LE COULOIR DE LA MORT


Au Sénégal, pour se faire consulter par un spécialiste, il faut un rendez-vous sur deux, trois, six mois, voire un an. Un long délai d’attente qui ressemble à un couloir de la mort dans lequel les patients sont tués à petit feu par la maladie

Au Sénégal, pour se faire consulter par un spécialiste, il faut un rendez-vous sur deux, trois, six mois, voire un an. Un long délai d’attente qui ressemble à un couloir de la mort dans lequel les patients sont tués à petit feu par la progression de leur maladie. Reportage

“Revenir dans deux mois, je ne peux pas. Donnez-moi une date plus proche. Je souffre !’’, proteste la patiente. “Maman, c’est la seule date disponible. Je ne peux rien faire. Revenez dans deux mois, c’est mieux. Il y a une longue liste d’attente. S’il vous plait, ne faites pas de bouquant, je vous en prie’’, supplie la secrétaire.

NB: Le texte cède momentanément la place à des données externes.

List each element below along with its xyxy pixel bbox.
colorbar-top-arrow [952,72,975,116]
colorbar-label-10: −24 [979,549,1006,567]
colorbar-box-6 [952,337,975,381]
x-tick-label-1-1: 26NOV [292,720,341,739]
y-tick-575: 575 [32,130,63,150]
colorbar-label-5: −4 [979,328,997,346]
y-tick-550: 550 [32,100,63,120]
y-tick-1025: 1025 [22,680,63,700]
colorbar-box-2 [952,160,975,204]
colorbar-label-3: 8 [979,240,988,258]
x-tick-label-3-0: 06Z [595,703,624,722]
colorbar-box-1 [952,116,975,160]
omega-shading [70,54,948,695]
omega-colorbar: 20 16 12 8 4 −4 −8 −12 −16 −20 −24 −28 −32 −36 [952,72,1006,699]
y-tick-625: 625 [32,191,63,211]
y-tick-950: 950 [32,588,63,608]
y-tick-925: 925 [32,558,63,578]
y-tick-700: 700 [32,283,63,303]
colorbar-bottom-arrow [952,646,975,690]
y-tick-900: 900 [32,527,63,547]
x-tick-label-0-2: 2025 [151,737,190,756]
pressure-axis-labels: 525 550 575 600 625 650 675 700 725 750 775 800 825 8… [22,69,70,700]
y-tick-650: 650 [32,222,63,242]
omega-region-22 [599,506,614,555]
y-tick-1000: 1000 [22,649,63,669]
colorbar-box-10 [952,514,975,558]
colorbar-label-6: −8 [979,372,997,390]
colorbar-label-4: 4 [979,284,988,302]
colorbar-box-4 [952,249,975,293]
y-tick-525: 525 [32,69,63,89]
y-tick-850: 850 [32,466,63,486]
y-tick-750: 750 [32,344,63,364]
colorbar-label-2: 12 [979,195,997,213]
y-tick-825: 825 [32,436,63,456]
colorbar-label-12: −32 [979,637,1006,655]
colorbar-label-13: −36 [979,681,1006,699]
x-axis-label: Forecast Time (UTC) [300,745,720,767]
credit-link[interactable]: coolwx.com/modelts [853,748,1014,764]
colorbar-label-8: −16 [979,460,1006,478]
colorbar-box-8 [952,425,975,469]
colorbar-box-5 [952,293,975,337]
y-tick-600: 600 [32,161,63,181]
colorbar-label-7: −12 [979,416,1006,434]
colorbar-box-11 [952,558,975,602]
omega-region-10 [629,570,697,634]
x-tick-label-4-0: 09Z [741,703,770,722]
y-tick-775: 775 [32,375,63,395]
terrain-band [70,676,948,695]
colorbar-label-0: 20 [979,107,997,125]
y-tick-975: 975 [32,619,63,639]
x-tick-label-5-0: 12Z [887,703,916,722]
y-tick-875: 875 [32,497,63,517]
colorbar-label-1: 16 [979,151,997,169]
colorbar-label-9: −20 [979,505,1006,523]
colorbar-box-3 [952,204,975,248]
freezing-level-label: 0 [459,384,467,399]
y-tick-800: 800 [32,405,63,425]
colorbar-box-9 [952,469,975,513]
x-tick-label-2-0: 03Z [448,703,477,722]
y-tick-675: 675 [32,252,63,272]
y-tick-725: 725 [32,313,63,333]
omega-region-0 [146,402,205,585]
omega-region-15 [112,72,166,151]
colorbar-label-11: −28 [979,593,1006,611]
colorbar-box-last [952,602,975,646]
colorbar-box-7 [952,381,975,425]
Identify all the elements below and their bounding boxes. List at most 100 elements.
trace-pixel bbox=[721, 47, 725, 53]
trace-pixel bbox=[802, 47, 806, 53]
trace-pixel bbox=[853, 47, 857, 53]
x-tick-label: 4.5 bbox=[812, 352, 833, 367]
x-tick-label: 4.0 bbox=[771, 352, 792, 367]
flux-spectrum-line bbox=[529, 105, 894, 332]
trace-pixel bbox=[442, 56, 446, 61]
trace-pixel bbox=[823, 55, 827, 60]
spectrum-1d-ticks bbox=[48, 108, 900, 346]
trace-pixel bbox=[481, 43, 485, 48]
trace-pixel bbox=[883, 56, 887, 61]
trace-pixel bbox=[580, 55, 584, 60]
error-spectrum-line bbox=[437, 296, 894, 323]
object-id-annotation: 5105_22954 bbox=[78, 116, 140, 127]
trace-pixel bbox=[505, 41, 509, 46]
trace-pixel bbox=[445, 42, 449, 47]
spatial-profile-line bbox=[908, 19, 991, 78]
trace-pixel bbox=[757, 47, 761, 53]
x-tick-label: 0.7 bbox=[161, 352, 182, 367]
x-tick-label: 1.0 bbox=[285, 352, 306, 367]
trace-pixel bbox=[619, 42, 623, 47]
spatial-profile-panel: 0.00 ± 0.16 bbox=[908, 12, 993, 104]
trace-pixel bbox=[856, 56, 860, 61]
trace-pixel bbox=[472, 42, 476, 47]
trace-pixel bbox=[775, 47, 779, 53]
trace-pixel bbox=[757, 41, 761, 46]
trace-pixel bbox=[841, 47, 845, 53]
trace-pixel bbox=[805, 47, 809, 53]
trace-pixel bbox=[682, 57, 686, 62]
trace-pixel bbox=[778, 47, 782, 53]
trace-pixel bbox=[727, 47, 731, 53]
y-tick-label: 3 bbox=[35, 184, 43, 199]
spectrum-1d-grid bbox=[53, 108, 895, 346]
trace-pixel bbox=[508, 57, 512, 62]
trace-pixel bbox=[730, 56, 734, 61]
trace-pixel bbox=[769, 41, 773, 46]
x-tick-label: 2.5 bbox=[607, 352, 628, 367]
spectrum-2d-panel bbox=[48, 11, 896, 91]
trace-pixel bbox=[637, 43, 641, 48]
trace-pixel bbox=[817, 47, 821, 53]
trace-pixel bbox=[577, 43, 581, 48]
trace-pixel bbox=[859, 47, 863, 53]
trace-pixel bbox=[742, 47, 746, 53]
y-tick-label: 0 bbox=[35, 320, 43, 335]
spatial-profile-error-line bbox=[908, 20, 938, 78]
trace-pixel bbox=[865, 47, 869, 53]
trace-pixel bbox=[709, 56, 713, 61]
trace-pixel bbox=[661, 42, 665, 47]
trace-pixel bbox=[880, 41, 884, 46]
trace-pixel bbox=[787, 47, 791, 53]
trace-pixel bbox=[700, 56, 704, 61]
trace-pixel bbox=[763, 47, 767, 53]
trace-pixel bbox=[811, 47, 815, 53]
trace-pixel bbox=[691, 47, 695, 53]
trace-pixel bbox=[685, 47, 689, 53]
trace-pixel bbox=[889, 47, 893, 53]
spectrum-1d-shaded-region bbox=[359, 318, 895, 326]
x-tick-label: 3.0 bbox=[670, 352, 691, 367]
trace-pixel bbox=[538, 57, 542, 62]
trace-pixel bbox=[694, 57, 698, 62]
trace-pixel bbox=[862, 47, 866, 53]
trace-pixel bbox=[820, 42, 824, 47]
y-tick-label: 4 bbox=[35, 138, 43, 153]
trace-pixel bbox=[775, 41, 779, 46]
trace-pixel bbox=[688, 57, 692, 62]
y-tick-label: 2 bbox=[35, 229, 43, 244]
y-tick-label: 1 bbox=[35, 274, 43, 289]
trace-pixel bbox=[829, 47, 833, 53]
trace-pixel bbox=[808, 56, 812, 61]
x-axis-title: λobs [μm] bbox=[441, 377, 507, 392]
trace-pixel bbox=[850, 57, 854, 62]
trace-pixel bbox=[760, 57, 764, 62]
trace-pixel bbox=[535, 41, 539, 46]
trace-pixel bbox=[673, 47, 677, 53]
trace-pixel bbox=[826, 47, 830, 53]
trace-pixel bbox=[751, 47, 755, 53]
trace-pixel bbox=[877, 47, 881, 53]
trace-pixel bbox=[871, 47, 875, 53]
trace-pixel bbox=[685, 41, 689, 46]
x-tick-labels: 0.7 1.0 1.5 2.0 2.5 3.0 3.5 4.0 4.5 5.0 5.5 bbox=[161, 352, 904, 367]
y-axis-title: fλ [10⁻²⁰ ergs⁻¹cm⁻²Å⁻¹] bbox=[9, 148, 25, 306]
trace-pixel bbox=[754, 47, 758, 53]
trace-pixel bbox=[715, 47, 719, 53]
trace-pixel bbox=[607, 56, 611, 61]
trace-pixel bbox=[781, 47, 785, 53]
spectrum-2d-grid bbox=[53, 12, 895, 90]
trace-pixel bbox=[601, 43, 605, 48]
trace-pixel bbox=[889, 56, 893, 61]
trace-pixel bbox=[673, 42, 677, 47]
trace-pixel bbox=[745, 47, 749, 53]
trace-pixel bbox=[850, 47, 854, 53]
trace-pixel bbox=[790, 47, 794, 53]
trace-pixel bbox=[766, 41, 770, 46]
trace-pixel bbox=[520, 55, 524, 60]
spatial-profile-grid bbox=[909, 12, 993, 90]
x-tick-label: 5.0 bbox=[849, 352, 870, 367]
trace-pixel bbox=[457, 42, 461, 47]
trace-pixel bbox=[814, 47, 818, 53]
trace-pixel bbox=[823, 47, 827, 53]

L’ambiance est délétère. Les murmures et les chuchotements font échos dans la salle d’attente. Les commentaires vont bon train. En fait, la dame n’a fait que dire tout haut ce que tout le monde pense tout bas. Cette ambiance grincheuse se passe au Service de neurologie de l’hôpital Aristide Le Dantec. Fatou Djiba est une sexagénaire. Elle marche à l’aide d’une canne. Elle a quitté Yeumbeul, à l’aube, accompagnée de sa petite-fille, pour voir son médecin traitant. Mais toutes ses précautions n’ont servi à rien. Non seulement elle n’a pas vu le médecin, mais la secrétaire lui fixe un rendez-vous dans deux mois.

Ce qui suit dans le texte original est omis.